Therapy can reduce shame, which often keeps the cycle going
Shame is one of the biggest reasons people stay stuck.
You may think:
“I should be stronger than this.”
“No one would understand.”
“If people knew how much I rely on this, they’d see me differently.”
“I’ve already gone too far to ask for help now.”
But shame usually feeds secrecy, and secrecy often feeds more use.
Therapy can help by giving you a space where the pattern is understood, not sensationalized.

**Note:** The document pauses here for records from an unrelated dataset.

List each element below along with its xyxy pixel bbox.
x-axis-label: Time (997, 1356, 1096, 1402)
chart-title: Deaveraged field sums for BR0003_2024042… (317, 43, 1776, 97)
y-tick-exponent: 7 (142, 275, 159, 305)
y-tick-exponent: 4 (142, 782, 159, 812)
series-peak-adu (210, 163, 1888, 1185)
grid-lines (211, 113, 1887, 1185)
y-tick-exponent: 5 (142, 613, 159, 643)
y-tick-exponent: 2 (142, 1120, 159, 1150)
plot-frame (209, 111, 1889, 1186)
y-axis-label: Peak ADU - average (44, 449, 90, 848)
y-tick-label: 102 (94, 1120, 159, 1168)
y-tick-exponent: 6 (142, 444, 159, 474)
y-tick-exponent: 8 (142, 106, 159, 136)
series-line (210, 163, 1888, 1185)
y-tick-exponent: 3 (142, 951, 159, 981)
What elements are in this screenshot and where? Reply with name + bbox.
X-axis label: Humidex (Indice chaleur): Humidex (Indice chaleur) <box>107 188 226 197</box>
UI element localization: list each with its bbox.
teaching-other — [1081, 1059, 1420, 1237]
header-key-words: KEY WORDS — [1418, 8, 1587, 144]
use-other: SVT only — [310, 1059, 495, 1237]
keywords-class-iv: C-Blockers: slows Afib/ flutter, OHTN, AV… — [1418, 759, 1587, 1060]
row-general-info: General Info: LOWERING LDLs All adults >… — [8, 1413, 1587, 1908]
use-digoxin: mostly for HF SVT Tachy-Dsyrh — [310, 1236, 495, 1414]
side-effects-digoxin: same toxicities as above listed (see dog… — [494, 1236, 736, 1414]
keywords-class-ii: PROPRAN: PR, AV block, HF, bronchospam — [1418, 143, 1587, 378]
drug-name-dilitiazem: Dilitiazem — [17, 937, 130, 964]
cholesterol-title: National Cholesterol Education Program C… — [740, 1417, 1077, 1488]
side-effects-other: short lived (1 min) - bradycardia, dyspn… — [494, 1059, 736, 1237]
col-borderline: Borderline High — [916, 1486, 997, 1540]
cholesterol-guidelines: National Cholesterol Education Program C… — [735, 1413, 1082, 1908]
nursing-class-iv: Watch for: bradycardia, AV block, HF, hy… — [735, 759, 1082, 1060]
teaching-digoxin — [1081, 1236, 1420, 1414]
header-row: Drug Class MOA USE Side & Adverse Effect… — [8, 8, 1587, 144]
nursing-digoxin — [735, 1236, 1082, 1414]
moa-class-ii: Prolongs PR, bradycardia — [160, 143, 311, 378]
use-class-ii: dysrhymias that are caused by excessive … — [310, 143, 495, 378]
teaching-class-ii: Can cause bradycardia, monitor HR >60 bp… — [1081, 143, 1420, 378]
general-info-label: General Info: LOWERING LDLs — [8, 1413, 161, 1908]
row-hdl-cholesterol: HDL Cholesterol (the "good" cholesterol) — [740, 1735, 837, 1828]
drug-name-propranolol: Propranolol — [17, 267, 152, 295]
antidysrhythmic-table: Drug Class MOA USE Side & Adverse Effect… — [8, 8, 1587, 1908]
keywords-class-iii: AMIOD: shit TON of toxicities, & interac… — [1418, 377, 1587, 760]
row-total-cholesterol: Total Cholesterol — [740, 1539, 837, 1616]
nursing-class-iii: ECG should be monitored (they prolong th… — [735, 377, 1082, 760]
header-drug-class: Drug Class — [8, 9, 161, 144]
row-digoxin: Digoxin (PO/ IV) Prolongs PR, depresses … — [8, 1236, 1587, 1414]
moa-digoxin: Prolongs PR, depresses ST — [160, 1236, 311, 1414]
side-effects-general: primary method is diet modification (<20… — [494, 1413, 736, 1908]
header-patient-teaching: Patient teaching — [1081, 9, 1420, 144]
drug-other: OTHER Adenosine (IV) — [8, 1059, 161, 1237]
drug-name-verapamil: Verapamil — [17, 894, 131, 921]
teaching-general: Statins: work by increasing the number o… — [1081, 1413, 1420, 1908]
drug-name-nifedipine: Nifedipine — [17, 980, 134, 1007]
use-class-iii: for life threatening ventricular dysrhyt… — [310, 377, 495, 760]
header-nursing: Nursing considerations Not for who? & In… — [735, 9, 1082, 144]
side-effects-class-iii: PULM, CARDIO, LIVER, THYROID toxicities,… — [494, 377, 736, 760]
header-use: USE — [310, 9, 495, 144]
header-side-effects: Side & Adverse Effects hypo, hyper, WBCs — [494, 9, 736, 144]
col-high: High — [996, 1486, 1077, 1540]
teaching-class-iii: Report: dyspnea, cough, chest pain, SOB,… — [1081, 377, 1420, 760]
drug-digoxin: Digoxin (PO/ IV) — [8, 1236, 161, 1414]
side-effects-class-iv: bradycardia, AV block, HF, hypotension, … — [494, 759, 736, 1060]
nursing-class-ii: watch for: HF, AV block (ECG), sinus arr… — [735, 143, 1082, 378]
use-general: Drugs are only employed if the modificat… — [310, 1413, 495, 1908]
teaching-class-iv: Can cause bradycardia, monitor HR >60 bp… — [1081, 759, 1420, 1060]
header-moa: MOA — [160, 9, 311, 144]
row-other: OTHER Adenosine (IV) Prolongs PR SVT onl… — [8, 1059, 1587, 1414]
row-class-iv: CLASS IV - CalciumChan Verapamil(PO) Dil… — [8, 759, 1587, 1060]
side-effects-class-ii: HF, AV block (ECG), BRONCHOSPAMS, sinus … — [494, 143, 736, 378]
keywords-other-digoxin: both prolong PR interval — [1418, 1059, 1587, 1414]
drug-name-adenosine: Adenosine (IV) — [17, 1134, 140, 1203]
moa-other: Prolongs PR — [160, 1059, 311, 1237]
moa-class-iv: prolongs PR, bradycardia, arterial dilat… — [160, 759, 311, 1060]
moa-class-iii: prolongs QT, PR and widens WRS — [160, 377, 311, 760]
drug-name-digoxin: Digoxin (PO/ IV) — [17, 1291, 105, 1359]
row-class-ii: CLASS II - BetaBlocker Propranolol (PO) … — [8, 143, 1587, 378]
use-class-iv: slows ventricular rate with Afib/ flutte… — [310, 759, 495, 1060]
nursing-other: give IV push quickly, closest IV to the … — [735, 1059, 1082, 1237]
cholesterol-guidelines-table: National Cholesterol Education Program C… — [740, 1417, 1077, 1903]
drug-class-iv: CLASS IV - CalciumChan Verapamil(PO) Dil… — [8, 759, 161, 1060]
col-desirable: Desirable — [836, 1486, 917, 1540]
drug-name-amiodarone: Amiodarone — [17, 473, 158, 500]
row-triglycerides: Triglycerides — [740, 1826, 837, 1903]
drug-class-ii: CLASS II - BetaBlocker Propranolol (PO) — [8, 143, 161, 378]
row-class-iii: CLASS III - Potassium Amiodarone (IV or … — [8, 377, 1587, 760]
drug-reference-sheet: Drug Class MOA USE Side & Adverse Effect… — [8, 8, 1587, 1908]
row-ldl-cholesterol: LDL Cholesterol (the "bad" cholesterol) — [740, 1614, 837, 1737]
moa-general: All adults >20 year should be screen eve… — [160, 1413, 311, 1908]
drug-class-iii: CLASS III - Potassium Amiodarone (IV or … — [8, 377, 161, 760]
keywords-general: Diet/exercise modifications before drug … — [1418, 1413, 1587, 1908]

NIAAA notes that many people are surprised to learn there are effective, evidence-based options for alcohol treatment, including medications and behavioral treatments, and that recovery is possible. (NIAAA)
If shame has been one of the main things keeping you from being honest, therapy can be the first place where you stop having to carry that alone.
Therapy is often one part of a bigger support plan
Therapy can be very helpful, but it is not always the only support someone needs.
Depending on the substance, the severity, and whether there are withdrawal or safety issues, help may also include:
a doctor or medical evaluation
medication
outpatient or inpatient treatment
mutual-support groups
structured recovery support
NIAAA notes that treatment for alcohol problems can include behavioral treatments, medications, and mutual-support groups, and NIDA states that there are safe, effective medications and psychotherapies for treating substance use disorders. (NIAAA)
That means therapy does not have to carry everything by itself. It can be one strong part of a broader plan that actually fits what you need.
If you are not sure what level of support makes sense, one honest conversation with a therapist, doctor, or treatment provider can help you figure that out.
You do not have to wait until things get worse
One of the most damaging myths around substance use is the idea that you need to hit a dramatic bottom before help counts.
You do not.
If you are starting to wonder whether alcohol or substance use is becoming too important, too frequent, too secret, or too tied to your emotional survival, that already matters. NIAAA emphasizes that most people with alcohol use disorder can and do recover, and that recovery paths vary widely. (NIAAA)
Therapy can help you understand why you use, what you are trying to escape or manage, and what healthier support could look like instead. That is not weakness. It is often the first real move toward relief that lasts longer than a few hours.
If this article feels personal, that may be a useful signal. You do not need to keep proving you can struggle alone.